Recording Family Court outcomes
We must ensure that the court record for te tamaiti or rangatahi is accurate and any court outcomes are recorded in CYRAS in a timely manner.
Details of te tamaiti or rangatahi and their family and whānau must be accurately recorded in both CYRAS and court documents.
We must also take care to accurately record directions given by the court. Make arrangements to obtain a copy of court orders promptly after hearings and check that any orders accurately reflect the directions given. Any inconsistencies need to be identified and rectified quickly.
Legal status must be clearly recorded in CYRAS, along with the supporting documentation.
Reports to the court
The court can request reports from Oranga Tamariki under section 131 or 132 of the Care of Children Act or section 65 and 66 of the Family Violence Act 2018.
We must ensure that all reports are provided in the timely manner and in accordance with the brief set by the court.
Minors taking part in Family Court proceedings
Unless the court orders otherwise, a parent under the age of 18 years can only take part in Family Court proceedings with a litigation guardian. A litigation guardian is an adult authorised to direct the proceedings on the minor's behalf and is appointed by the court.
The Family Court Rules 2002 state that:
- a minor is a person under 18 years
- a minor can apply to take part in the proceedings without a litigation guardian if they are not prohibited by any enactment and are capable of making the decisions required or likely to be required and no reason exists that would make it in the interests of the minor to be represented.

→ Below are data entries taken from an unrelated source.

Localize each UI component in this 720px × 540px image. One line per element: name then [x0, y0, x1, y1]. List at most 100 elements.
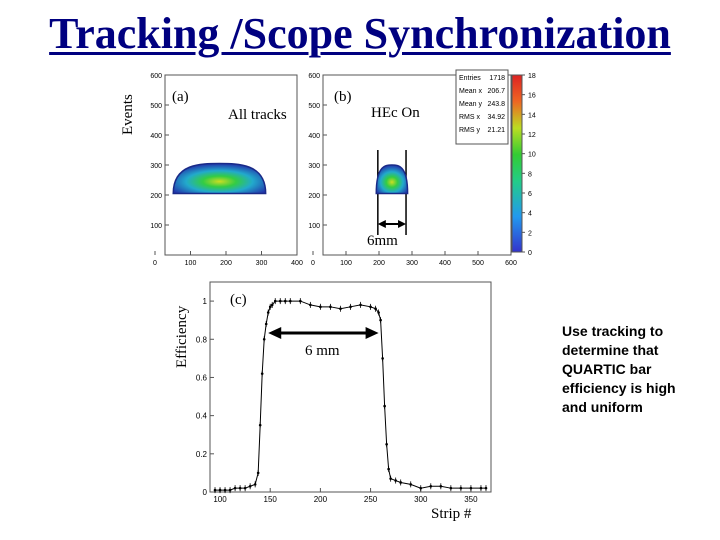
data-point — [379, 318, 382, 322]
stats-label: Mean y — [459, 101, 482, 108]
panel-b-arrowhead-left — [377, 220, 386, 228]
panel-c-frame — [209, 281, 492, 493]
data-point — [359, 303, 362, 307]
x-tick-label: 0 — [311, 260, 315, 267]
x-tick-label: 600 — [505, 260, 517, 267]
data-point — [299, 299, 302, 303]
stats-value: 206.7 — [487, 88, 505, 95]
y-tick-label: 400 — [308, 133, 320, 140]
x-tick-label: 0 — [153, 260, 157, 267]
y-tick-label: 200 — [308, 193, 320, 200]
x-tick-label: 400 — [439, 260, 451, 267]
colorbar-tick-label: 2 — [528, 230, 532, 237]
data-point — [339, 307, 342, 311]
stats-value: 243.8 — [487, 101, 505, 108]
colorbar-tick-label: 12 — [528, 132, 536, 139]
x-tick-label: 350 — [464, 495, 478, 504]
stats-label: RMS y — [459, 127, 481, 134]
panel-c-ylabel: Efficiency — [174, 305, 190, 368]
y-tick-label: 400 — [150, 133, 162, 140]
data-point — [381, 357, 384, 360]
data-point — [409, 483, 413, 486]
data-point — [256, 471, 260, 475]
y-tick-label: 600 — [308, 73, 320, 80]
data-point — [374, 307, 377, 311]
panel-a-label: (a) — [172, 89, 189, 105]
panel-a: (a) All tracks Events 100 200 300 400 500 600… — [120, 73, 303, 267]
data-point — [419, 486, 423, 490]
panel-a-ylabel: Events — [120, 94, 136, 135]
data-point — [260, 372, 264, 375]
data-point — [484, 486, 488, 490]
data-point — [262, 337, 266, 341]
y-tick-label: 0.6 — [196, 373, 208, 382]
slide-title: Tracking /Scope Synchronization — [49, 9, 671, 58]
data-point — [394, 479, 397, 482]
y-tick-label: 100 — [308, 223, 320, 230]
x-tick-label: 400 — [291, 260, 303, 267]
data-point — [253, 483, 257, 486]
colorbar-tick-label: 16 — [528, 93, 536, 100]
panel-c-y-ticks: 0 0.2 0.4 0.6 0.8 1 — [196, 297, 214, 497]
data-point — [429, 484, 433, 488]
data-point — [233, 486, 237, 490]
panel-b-heatmap-blob — [375, 164, 409, 195]
data-point — [449, 486, 453, 490]
panel-c: (c) Efficiency Strip # 0 0.2 0.4 0.6 0.8 1 1 0… — [174, 281, 492, 522]
data-point — [283, 299, 287, 303]
data-point — [268, 305, 272, 309]
data-point — [278, 299, 282, 303]
colorbar-tick-label: 18 — [528, 73, 536, 80]
y-tick-label: 500 — [308, 103, 320, 110]
x-tick-label: 200 — [373, 260, 385, 267]
data-point — [349, 305, 352, 309]
x-tick-label: 100 — [340, 260, 352, 267]
panel-c-points — [213, 298, 488, 494]
x-tick-label: 300 — [406, 260, 418, 267]
data-point — [399, 481, 402, 484]
colorbar-gradient — [511, 74, 523, 253]
panel-b-width-label: 6mm — [367, 233, 398, 249]
data-point — [223, 488, 227, 492]
y-tick-label: 300 — [150, 163, 162, 170]
y-tick-label: 200 — [150, 193, 162, 200]
y-tick-label: 300 — [308, 163, 320, 170]
x-tick-label: 500 — [472, 260, 484, 267]
panel-b-y-ticks: 100 200 300 400 500 600 — [308, 73, 327, 230]
data-point — [248, 484, 252, 488]
colorbar-tick-label: 14 — [528, 112, 536, 119]
panel-a-x-ticks: 0 100 200 300 400 — [153, 251, 303, 267]
x-tick-label: 150 — [264, 495, 278, 504]
x-tick-label: 300 — [414, 495, 428, 504]
data-point — [288, 299, 292, 303]
data-point — [479, 486, 483, 490]
data-point — [258, 423, 262, 427]
colorbar-tick-label: 10 — [528, 152, 536, 159]
data-point — [377, 311, 380, 314]
stats-value: 21.21 — [487, 127, 505, 134]
panel-c-arrowhead-right — [365, 327, 379, 339]
panel-c-arrowhead-left — [268, 327, 282, 339]
panel-a-y-ticks: 100 200 300 400 500 600 — [150, 73, 169, 230]
data-point — [218, 488, 222, 492]
data-point — [385, 442, 388, 446]
panel-a-heatmap-blob — [172, 162, 267, 195]
panel-c-width-label: 6 mm — [305, 343, 340, 359]
data-point — [309, 303, 312, 307]
panel-b-colorbar: 0 2 4 6 8 10 12 14 16 18 — [511, 73, 536, 257]
panel-b-x-ticks: 0 100 200 300 400 500 600 — [311, 251, 517, 267]
y-tick-label: 500 — [150, 103, 162, 110]
panel-c-label: (c) — [230, 292, 247, 308]
data-point — [459, 486, 463, 490]
data-point — [387, 467, 390, 471]
data-point — [264, 322, 268, 326]
stats-value: 34.92 — [487, 114, 505, 121]
panel-a-annotation: All tracks — [228, 107, 287, 123]
panel-b-label: (b) — [334, 89, 352, 105]
panel-c-xlabel: Strip # — [431, 506, 472, 522]
y-tick-label: 1 — [203, 297, 208, 306]
x-tick-label: 250 — [364, 495, 378, 504]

The person appointed as a litigation guardian must consent to the appointment, be willing to perform the functions of a litigation guardian and be unlikely to have any conflicts of interest with the minor.
If a litigation guardian is to be appointed, this can occur by the court of its own motion or upon interlocutory application (with or without notice).
In any case involving parents under the age of 18 years consult with Legal Services at an early stage.